← Return to I am a bad caregiver and I feel like I can't do it anymore

Discussion
Comment receiving replies
@yolande73

Well to give an update he survived his surgery and is doing good. But he has only ben there 2 days, I talk to the doctor yesterday about a SNF and he agreed it would be a good Idea. However the surgeon and her staff came today and said that they want him to come home that the risk of infection at a facility would be to high. I told them again that I cannot take care of him that I need help and they are telling me that it will be fine. They have ignored my voice and are trying to release him to my care today or tomorrow. I can't do this anymore, I don't have the energy to do this anymore... Why don't people listen? I feel like I want to run away and hide, If I didn't have animals to care for I would... It is sad that the first thought I had when he came out of surgery is how in the hell did you survive. The second was here we go again. For the last two days I have spent so much time crying I am at my limit I can't do any more and no ne is listening to me and I don't know what to do.

Jump to this post


Replies to "Well to give an update he survived his surgery and is doing good. But he has..."

Yolande, please ask for help from a hospital social worker. They can help mediate and find resources for you.

Yolande, I agree with you & am getting a similar reaction from people I ask for help, including people recommended here. They don’t listen & don’t help. This is probably the hardest thing we will ever do. Certainly it’s my hardest thing. I am sorry you are having trouble too.

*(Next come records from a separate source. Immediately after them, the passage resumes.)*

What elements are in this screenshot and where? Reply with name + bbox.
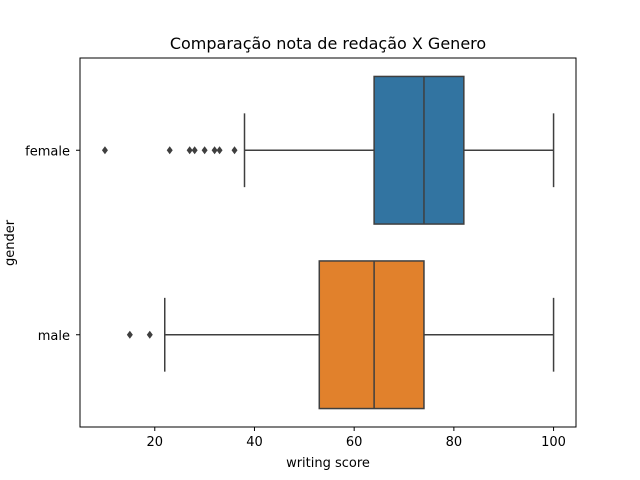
box-group-female [101,75,555,225]
plot-area [101,75,555,410]
outlier-male-0 [126,330,133,339]
x-tick-label-20: 20 [147,435,164,450]
outlier-female-2 [186,146,193,155]
x-tick-label-60: 60 [346,435,363,450]
outlier-female-6 [216,146,223,155]
plot-frame [79,57,577,428]
box-group-male [126,260,555,410]
y-axis-label: gender [3,219,18,266]
outlier-female-5 [211,146,218,155]
box-female [373,75,465,225]
y-tick-label-female: female [25,144,70,159]
outlier-female-7 [231,146,238,155]
outlier-female-4 [201,146,208,155]
x-tick-label-40: 40 [246,435,263,450]
x-tick-label-100: 100 [541,435,566,450]
y-tick-label-male: male [38,329,70,344]
outlier-female-0 [101,146,108,155]
outlier-female-3 [191,146,198,155]
x-axis-label: writing score [286,456,370,471]
y-axis: female male [25,144,80,344]
x-tick-label-80: 80 [446,435,463,450]
chart-title: Comparação nota de redação X Genero [170,34,486,53]
box-male [318,260,425,410]
outlier-female-1 [166,146,173,155]
outlier-male-1 [146,330,153,339]
x-axis: 20 40 60 80 100 [147,427,566,450]
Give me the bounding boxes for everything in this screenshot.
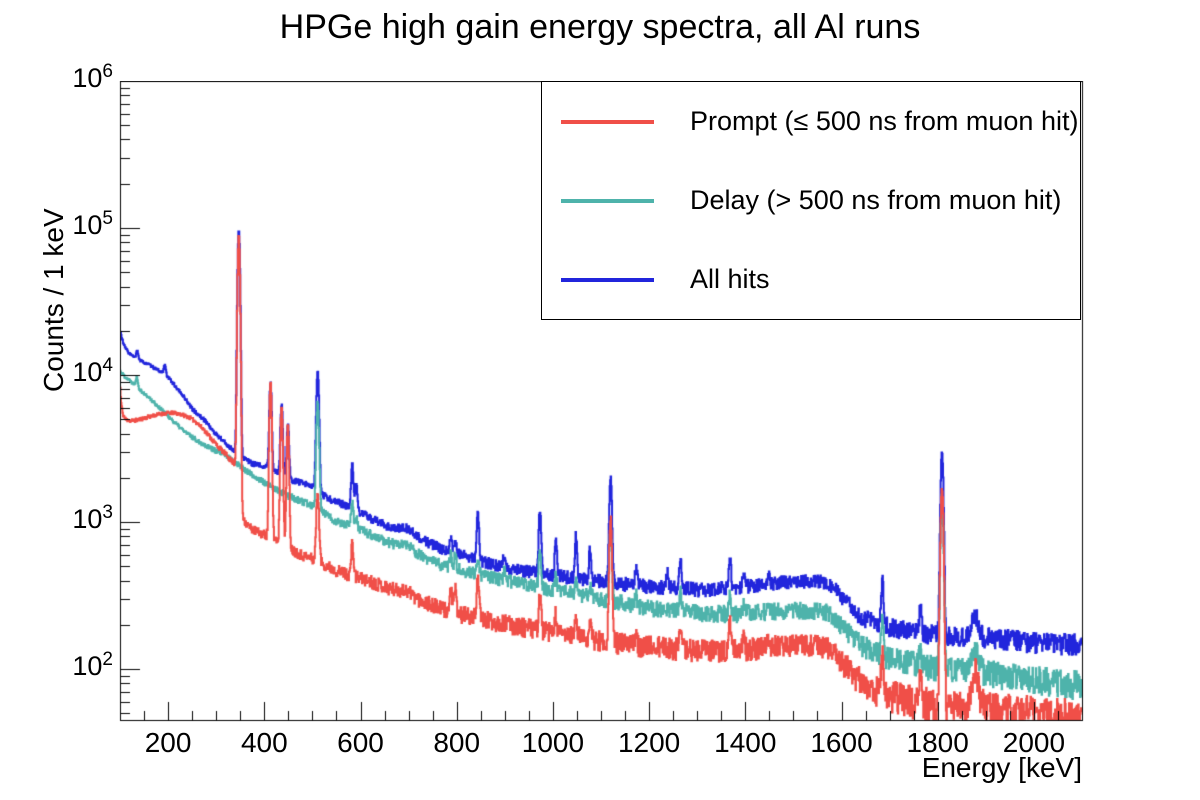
x-tick-label-2000: 2000 [1002,727,1066,758]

It seems to be the usual thing to discharge people to family with no concern that the family cannot handle the situation. I think this is a huge problem that needs to be addressed in our country. The only people that come out well in this situation, in my observation, are people that have plenty of money to hire help. Maybe people that are absolutely destitute get some help. I am sure sorry you are going through this. That feeling of wanting to run away and hide is so familiar to me that I changed my phone ringtone to "I ran." My situation was much different than yours is. Still, I sought help everywhere people told me to search and there was no help. There were plenty of sassy remarks, but no actual help. I wish I had an answer for you, but I am hoping you at least know that you are not alone.